I have been working on this picture for about 2 weeks now. I needed it to be as close to perfect as I could make it. This drawing is very important to me because I drew this in honor of someone that means a great deal to me.

I have called her my hero, my one, my goddess, but she is, for sure, my angel. She is not like any other angel you will find. She will not coddle you and make feel warm and fuzzy because you just did something stupid. She won't sit around and tell you that everything is going to be alright when there is a good chance that it isn't. She won't turn the other cheek or back down from someone just because they need to feel tough. She won't try to make someone feel good about themselves just because they need and ego boost. She will not stand for any disrespect at any time. She definitely believes is doling out 'tough love'.

She will always be there when you need her. She will defend her family to the very end. She will stand in defiance to anyone/anything that tries to do them harm in ANY way. She has stood by me while the world caved in around me and never let go of my hand. She offered a calming voice that drowned out all of the screams that filled my head. She stood by me while I battled demon after demon and never let me forget that I had the strength to win. She stands by me today. She is still holding on to me. She is very much like this picture. She is an angel of fire. That fire can keep you warm or , if need be, she can set you ablaze.

She is beautiful, smart, strong, funny (although not as funny as she may think at times), brave, sexy, fragile, never weak, and in a word, perfect. She is my everything and the main source of balance I have. I have called her my rock in the past, but she is more than that. She has fought tooth and nail to keep the four people that matter most to me with in arms reach and has asked for nothing in return by my love, loyalty and respect. I gladly offer them to her. Freely and without disdain. She is MY knight in shinning armor. I treasure her.

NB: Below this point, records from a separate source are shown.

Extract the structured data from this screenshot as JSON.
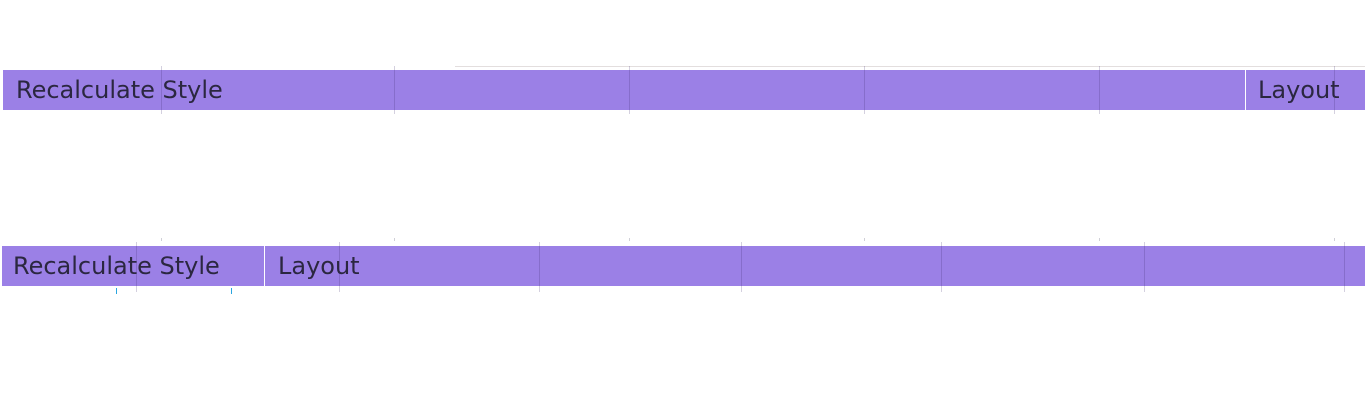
{
  "timeline": {
    "top_track": {
      "events": [
        {
          "label": "Recalculate Style"
        },
        {
          "label": "Layout"
        }
      ]
    },
    "bottom_track": {
      "events": [
        {
          "label": "Recalculate Style"
        },
        {
          "label": "Layout"
        }
      ]
    }
  },
  "colors": {
    "rendering_event": "#9b80e6",
    "event_text": "#2b2740",
    "marker": "#2aa6e0"
  }
}
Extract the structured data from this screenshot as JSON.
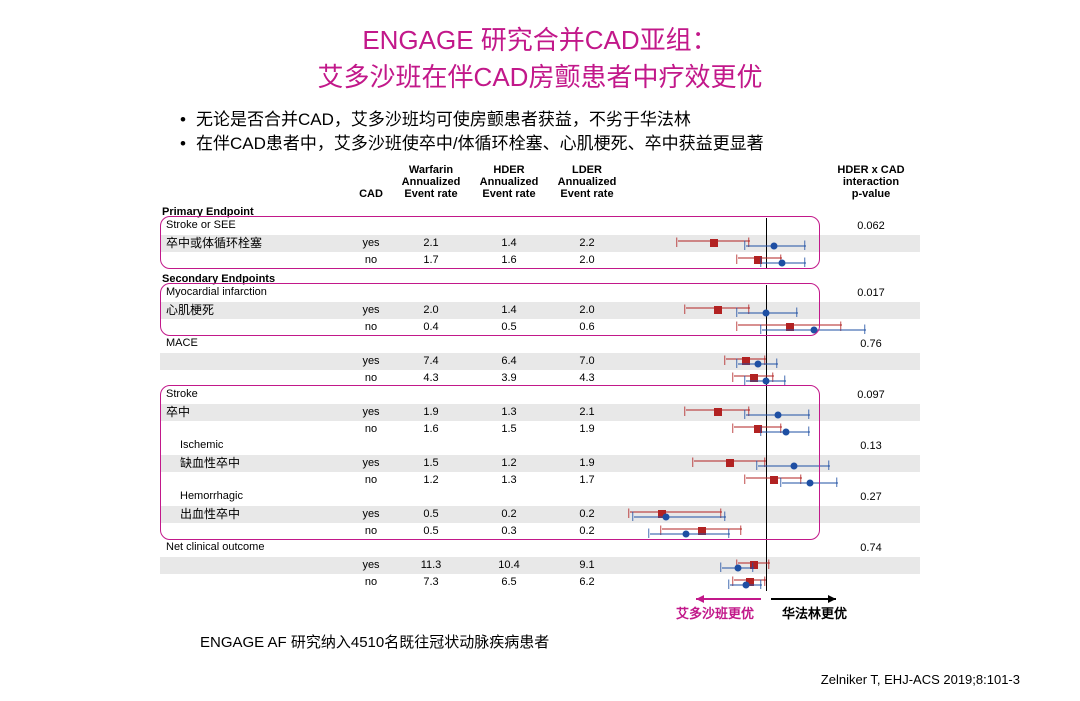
{
  "title": {
    "line1": "ENGAGE 研究合并CAD亚组：",
    "line2": "艾多沙班在伴CAD房颤患者中疗效更优",
    "color": "#c2188a"
  },
  "bullets": [
    "无论是否合并CAD，艾多沙班均可使房颤患者获益，不劣于华法林",
    "在伴CAD患者中，艾多沙班使卒中/体循环栓塞、心肌梗死、卒中获益更显著"
  ],
  "bullet_color": "#1a1a1a",
  "headers": {
    "cad": "CAD",
    "warf": [
      "Warfarin",
      "Annualized",
      "Event rate"
    ],
    "hder": [
      "HDER",
      "Annualized",
      "Event rate"
    ],
    "lder": [
      "LDER",
      "Annualized",
      "Event rate"
    ],
    "p": [
      "HDER x CAD",
      "interaction",
      "p-value"
    ]
  },
  "sections": {
    "primary": "Primary Endpoint",
    "secondary": "Secondary Endpoints"
  },
  "forest": {
    "axis_pos_pct": 70,
    "hder_color": "#b22222",
    "lder_color": "#1e4fa3",
    "unity_color": "#000000"
  },
  "endpoints": [
    {
      "label_en": "Stroke or SEE",
      "label_cn": "卒中或体循环栓塞",
      "indent": 0,
      "p": "0.062",
      "box": true,
      "rows": [
        {
          "cad": "yes",
          "w": "2.1",
          "h": "1.4",
          "l": "2.2",
          "hd": {
            "pt": 44,
            "lo": 26,
            "hi": 62
          },
          "ld": {
            "pt": 74,
            "lo": 60,
            "hi": 90
          }
        },
        {
          "cad": "no",
          "w": "1.7",
          "h": "1.6",
          "l": "2.0",
          "hd": {
            "pt": 66,
            "lo": 56,
            "hi": 78
          },
          "ld": {
            "pt": 78,
            "lo": 68,
            "hi": 90
          }
        }
      ]
    },
    {
      "label_en": "Myocardial infarction",
      "label_cn": "心肌梗死",
      "indent": 0,
      "p": "0.017",
      "box": true,
      "rows": [
        {
          "cad": "yes",
          "w": "2.0",
          "h": "1.4",
          "l": "2.0",
          "hd": {
            "pt": 46,
            "lo": 30,
            "hi": 62
          },
          "ld": {
            "pt": 70,
            "lo": 56,
            "hi": 86
          }
        },
        {
          "cad": "no",
          "w": "0.4",
          "h": "0.5",
          "l": "0.6",
          "hd": {
            "pt": 82,
            "lo": 56,
            "hi": 108
          },
          "ld": {
            "pt": 94,
            "lo": 68,
            "hi": 120
          }
        }
      ]
    },
    {
      "label_en": "MACE",
      "label_cn": "",
      "indent": 0,
      "p": "0.76",
      "box": false,
      "rows": [
        {
          "cad": "yes",
          "w": "7.4",
          "h": "6.4",
          "l": "7.0",
          "hd": {
            "pt": 60,
            "lo": 50,
            "hi": 70
          },
          "ld": {
            "pt": 66,
            "lo": 56,
            "hi": 76
          }
        },
        {
          "cad": "no",
          "w": "4.3",
          "h": "3.9",
          "l": "4.3",
          "hd": {
            "pt": 64,
            "lo": 54,
            "hi": 74
          },
          "ld": {
            "pt": 70,
            "lo": 60,
            "hi": 80
          }
        }
      ]
    },
    {
      "label_en": "Stroke",
      "label_cn": "卒中",
      "indent": 0,
      "p": "0.097",
      "box": true,
      "box_span": 3,
      "rows": [
        {
          "cad": "yes",
          "w": "1.9",
          "h": "1.3",
          "l": "2.1",
          "hd": {
            "pt": 46,
            "lo": 30,
            "hi": 62
          },
          "ld": {
            "pt": 76,
            "lo": 60,
            "hi": 92
          }
        },
        {
          "cad": "no",
          "w": "1.6",
          "h": "1.5",
          "l": "1.9",
          "hd": {
            "pt": 66,
            "lo": 54,
            "hi": 78
          },
          "ld": {
            "pt": 80,
            "lo": 68,
            "hi": 92
          }
        }
      ]
    },
    {
      "label_en": "Ischemic",
      "label_cn": "缺血性卒中",
      "indent": 1,
      "p": "0.13",
      "box": false,
      "rows": [
        {
          "cad": "yes",
          "w": "1.5",
          "h": "1.2",
          "l": "1.9",
          "hd": {
            "pt": 52,
            "lo": 34,
            "hi": 70
          },
          "ld": {
            "pt": 84,
            "lo": 66,
            "hi": 102
          }
        },
        {
          "cad": "no",
          "w": "1.2",
          "h": "1.3",
          "l": "1.7",
          "hd": {
            "pt": 74,
            "lo": 60,
            "hi": 88
          },
          "ld": {
            "pt": 92,
            "lo": 78,
            "hi": 106
          }
        }
      ]
    },
    {
      "label_en": "Hemorrhagic",
      "label_cn": "出血性卒中",
      "indent": 1,
      "p": "0.27",
      "box": false,
      "rows": [
        {
          "cad": "yes",
          "w": "0.5",
          "h": "0.2",
          "l": "0.2",
          "hd": {
            "pt": 18,
            "lo": 2,
            "hi": 48
          },
          "ld": {
            "pt": 20,
            "lo": 4,
            "hi": 50
          }
        },
        {
          "cad": "no",
          "w": "0.5",
          "h": "0.3",
          "l": "0.2",
          "hd": {
            "pt": 38,
            "lo": 18,
            "hi": 58
          },
          "ld": {
            "pt": 30,
            "lo": 12,
            "hi": 52
          }
        }
      ]
    },
    {
      "label_en": "Net clinical outcome",
      "label_cn": "",
      "indent": 0,
      "p": "0.74",
      "box": false,
      "rows": [
        {
          "cad": "yes",
          "w": "11.3",
          "h": "10.4",
          "l": "9.1",
          "hd": {
            "pt": 64,
            "lo": 56,
            "hi": 72
          },
          "ld": {
            "pt": 56,
            "lo": 48,
            "hi": 64
          }
        },
        {
          "cad": "no",
          "w": "7.3",
          "h": "6.5",
          "l": "6.2",
          "hd": {
            "pt": 62,
            "lo": 54,
            "hi": 70
          },
          "ld": {
            "pt": 60,
            "lo": 52,
            "hi": 68
          }
        }
      ]
    }
  ],
  "arrows": {
    "left_label": "艾多沙班更优",
    "left_color": "#c2188a",
    "right_label": "华法林更优",
    "right_color": "#000000"
  },
  "footnote": "ENGAGE AF 研究纳入4510名既往冠状动脉疾病患者",
  "citation": "Zelniker T, EHJ-ACS 2019;8:101-3",
  "box_color": "#c2188a"
}
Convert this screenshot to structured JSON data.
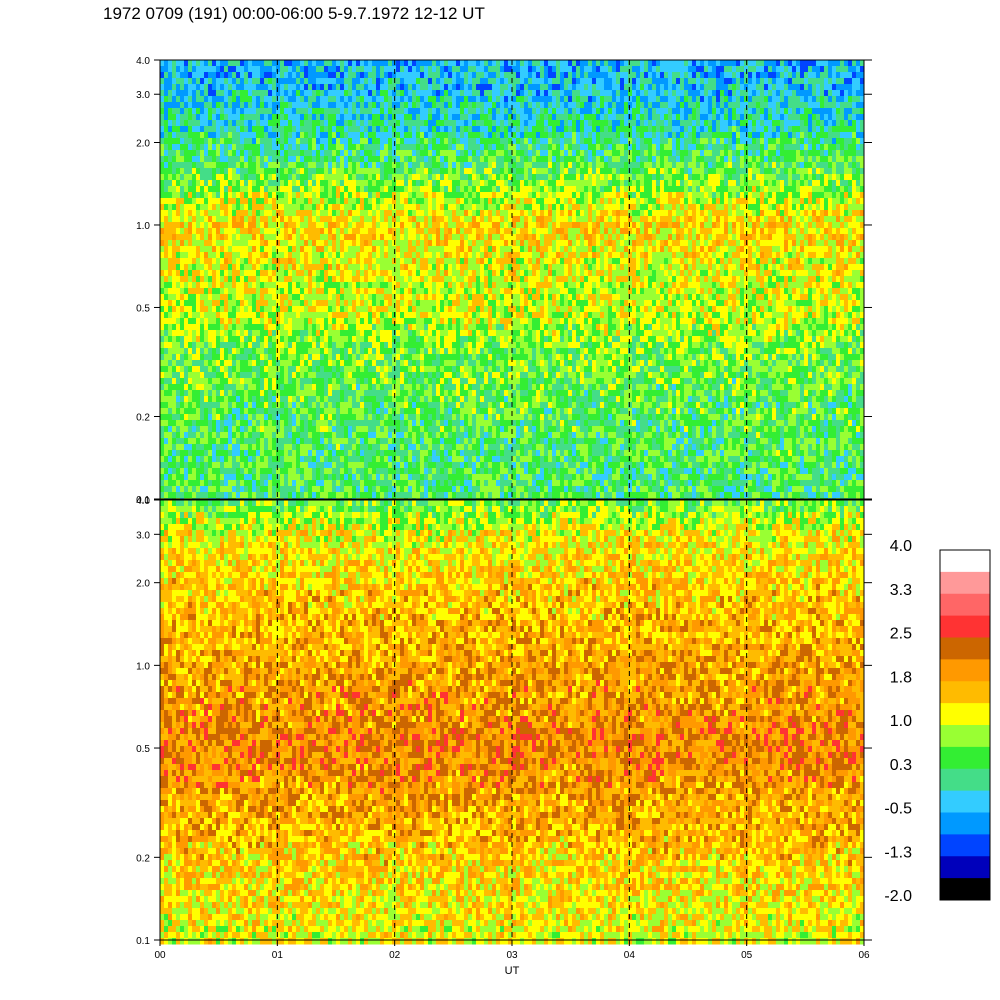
{
  "title": "1972 0709 (191) 00:00-06:00 5-9.7.1972  12-12 UT",
  "chart_data": [
    {
      "type": "heatmap",
      "panel": "upper",
      "x_range": [
        "00",
        "06"
      ],
      "y_scale": "log",
      "y_range": [
        0.1,
        4.0
      ],
      "y_ticks": [
        "0.1",
        "0.2",
        "0.5",
        "1.0",
        "2.0",
        "3.0",
        "4.0"
      ],
      "y_tick_values": [
        0.1,
        0.2,
        0.5,
        1.0,
        2.0,
        3.0,
        4.0
      ],
      "vertical_dashed_lines_at": [
        1,
        2,
        3,
        4,
        5
      ],
      "band_profile": [
        {
          "y": 0.1,
          "level": 0.3
        },
        {
          "y": 0.2,
          "level": 0.4
        },
        {
          "y": 0.35,
          "level": 0.6
        },
        {
          "y": 0.5,
          "level": 1.0
        },
        {
          "y": 0.8,
          "level": 1.2
        },
        {
          "y": 1.0,
          "level": 1.4
        },
        {
          "y": 1.5,
          "level": 0.6
        },
        {
          "y": 2.0,
          "level": 0.1
        },
        {
          "y": 3.0,
          "level": -0.3
        },
        {
          "y": 4.0,
          "level": -0.5
        }
      ]
    },
    {
      "type": "heatmap",
      "panel": "lower",
      "x_range": [
        "00",
        "06"
      ],
      "y_scale": "log",
      "y_range": [
        0.1,
        4.0
      ],
      "y_ticks": [
        "0.1",
        "0.2",
        "0.5",
        "1.0",
        "2.0",
        "3.0",
        "4.0"
      ],
      "y_tick_values": [
        0.1,
        0.2,
        0.5,
        1.0,
        2.0,
        3.0,
        4.0
      ],
      "x_ticks": [
        "00",
        "01",
        "02",
        "03",
        "04",
        "05",
        "06"
      ],
      "xlabel": "UT",
      "vertical_dashed_lines_at": [
        1,
        2,
        3,
        4,
        5
      ],
      "band_profile": [
        {
          "y": 0.1,
          "level": 1.1
        },
        {
          "y": 0.2,
          "level": 1.5
        },
        {
          "y": 0.5,
          "level": 2.1
        },
        {
          "y": 1.0,
          "level": 1.8
        },
        {
          "y": 2.0,
          "level": 1.5
        },
        {
          "y": 3.0,
          "level": 1.2
        },
        {
          "y": 4.0,
          "level": 0.5
        }
      ]
    }
  ],
  "colorbar": {
    "labels": [
      "4.0",
      "3.3",
      "2.5",
      "1.8",
      "1.0",
      "0.3",
      "-0.5",
      "-1.3",
      "-2.0"
    ],
    "colors": [
      "#ffffff",
      "#ff9999",
      "#ff6666",
      "#ff3333",
      "#cc6600",
      "#ff9900",
      "#ffbb00",
      "#ffff00",
      "#99ff33",
      "#33ee33",
      "#44dd88",
      "#33ccff",
      "#0099ff",
      "#0044ff",
      "#0000bb",
      "#000000"
    ]
  }
}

We have been together for over 3 years and are not getting along very well right now because there is just so much stress wrapped around us almost all the time. But our love is holding us together. I drew this picture for her to let her know that my thoughts and feelings for her have not changed. They are still there and stronger than ever. I want her to know that I am truly sorry for any pain I have brought into her life. I never intended to hurt her. I never will hurt her again.

Some people might read this and think that it is too sappy. That these are just a bunch of words typed in to make people go 'awwww'. Or that this is just another stupid 'I love you' post. To those people I say you have never felt this woman's love. For if you had, you would surely sit back and nod your head as you read this and think to yourself, "He's right, she's all of that and more".

I hope you understand that the words I have here for you are words of love, respect and admiration. You are and will always be my hero, my lover, my partner, my best friend, my one, my angel. We DO have a relationship. I can't promise that the things around us will ever get better, but I will promise that I can do better to show you just how much you mean to me.

I Love You.

2 comments:

Smirking Cat said...

Thank you. This is beautiful...all of it.

Though I dispute the part about me not being as funny as I think I am!

Anonymous said...

What a great tribute to SC. She is all of that and more...

Although I know this statement is not truth: "I will never hurt her again." You will, though it may be unintentional. Being the wonderful person she is, she will continue to forgive and stand beside you. Together, you can certainly weather the worst storms.